El diagnóstico de deficiencias en edificios se realiza a través de las inspecciones técnicas de edificios, más conocidas como ITE. A través de este diagnóstico tendremos la información suficiente para saber, en primer lugar, el estado en el que se encuentra un inmueble en su conjunto, así como de sus partes principales y fundamentales para su vida útil. En segundo lugar, tomar decisiones correctas y fundamentas sobre la necesidad de acometer mejoras en alguna de sus partes. Y en tercer lugar, realizarlo siguiendo una planificación en la que las partes en peor estado ocupen puestos prioritarios para su correcto arreglo. Si realizamos un diagnóstico del edificio y vamos planificando las mejoras y fijamos un mantenimiento periódico podremos estar verdaderamente tranquilos por habitar en un edificio que cumpla con todas las pautas lógicas de seguridad.
Así es, sólo a través de un diagnóstico de deficiencias en edificios podremos fijar un mantenimiento correcto al edificio, si es que éste se encuentra en perfectas condiciones; o bien acometer obras de mejora, si es que alguna de sus partes se encuentran deterioradas. Normalmente, un diagnóstico técnico de edificios suele incluir un análisis de las cubiertas y la fachada, de la estructura y de las distintas redes que lo recorren, principalmente la de agua, saneamiento y eléctrica.

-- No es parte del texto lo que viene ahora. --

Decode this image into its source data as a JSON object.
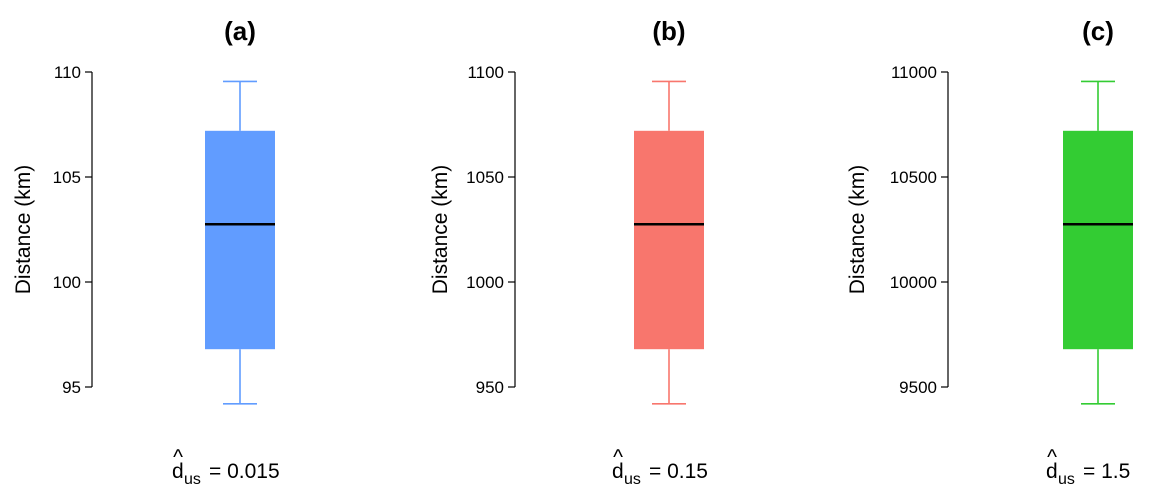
{
  "chart_data": [
    {
      "type": "box",
      "title": "(a)",
      "ylabel": "Distance (km)",
      "ylim": [
        94,
        110
      ],
      "yticks": [
        95,
        100,
        105,
        110
      ],
      "ytick_labels": [
        "95",
        "100",
        "105",
        "110"
      ],
      "color": "#619cff",
      "box": {
        "whisker_low": 94.2,
        "q1": 96.8,
        "median": 102.75,
        "q3": 107.2,
        "whisker_high": 109.55
      },
      "footer": {
        "symbol": "d",
        "hat": "^",
        "subscript": "us",
        "text": "= 0.015"
      }
    },
    {
      "type": "box",
      "title": "(b)",
      "ylabel": "Distance (km)",
      "ylim": [
        940,
        1100
      ],
      "yticks": [
        950,
        1000,
        1050,
        1100
      ],
      "ytick_labels": [
        "950",
        "1000",
        "1050",
        "1100"
      ],
      "color": "#f8766d",
      "box": {
        "whisker_low": 942,
        "q1": 968,
        "median": 1027.5,
        "q3": 1072,
        "whisker_high": 1095.5
      },
      "footer": {
        "symbol": "d",
        "hat": "^",
        "subscript": "us",
        "text": "= 0.15"
      }
    },
    {
      "type": "box",
      "title": "(c)",
      "ylabel": "Distance (km)",
      "ylim": [
        9400,
        11000
      ],
      "yticks": [
        9500,
        10000,
        10500,
        11000
      ],
      "ytick_labels": [
        "9500",
        "10000",
        "10500",
        "11000"
      ],
      "color": "#33cc33",
      "box": {
        "whisker_low": 9420,
        "q1": 9680,
        "median": 10275,
        "q3": 10720,
        "whisker_high": 10955
      },
      "footer": {
        "symbol": "d",
        "hat": "^",
        "subscript": "us",
        "text": "= 1.5"
      }
    }
  ]
}
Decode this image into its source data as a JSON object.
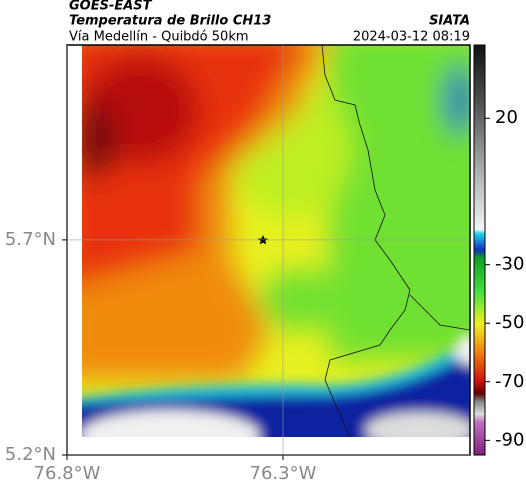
{
  "header": {
    "title": "GOES-EAST",
    "subtitle": "Temperatura de Brillo CH13",
    "route": "Vía Medellín - Quibdó 50km",
    "source": "SIATA",
    "timestamp": "2024-03-12 08:19"
  },
  "map": {
    "xlim": [
      -76.8,
      -75.867
    ],
    "ylim": [
      5.2,
      6.153
    ],
    "xticks": [
      {
        "value": -76.8,
        "label": "76.8°W"
      },
      {
        "value": -76.3,
        "label": "76.3°W"
      }
    ],
    "yticks": [
      {
        "value": 5.7,
        "label": "5.7°N"
      },
      {
        "value": 5.2,
        "label": "5.2°N"
      }
    ],
    "grid": true
  },
  "colorbar": {
    "clim": [
      -95,
      45
    ],
    "ticks": [
      20,
      -30,
      -50,
      -70,
      -90
    ]
  }
}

En conclusión, en los inmuebles ocurre igual que en la vida, no sabemos cómo nos encontramos hasta que realizamos un análisis de nuestras virtudes y defectos. En el caso de un diagnóstico de deficiencias en edificios podríamos decir que no sabremos cómo se encuentra el edificio hasta conocer que partes del mismo se encuentran en buen o mal estado.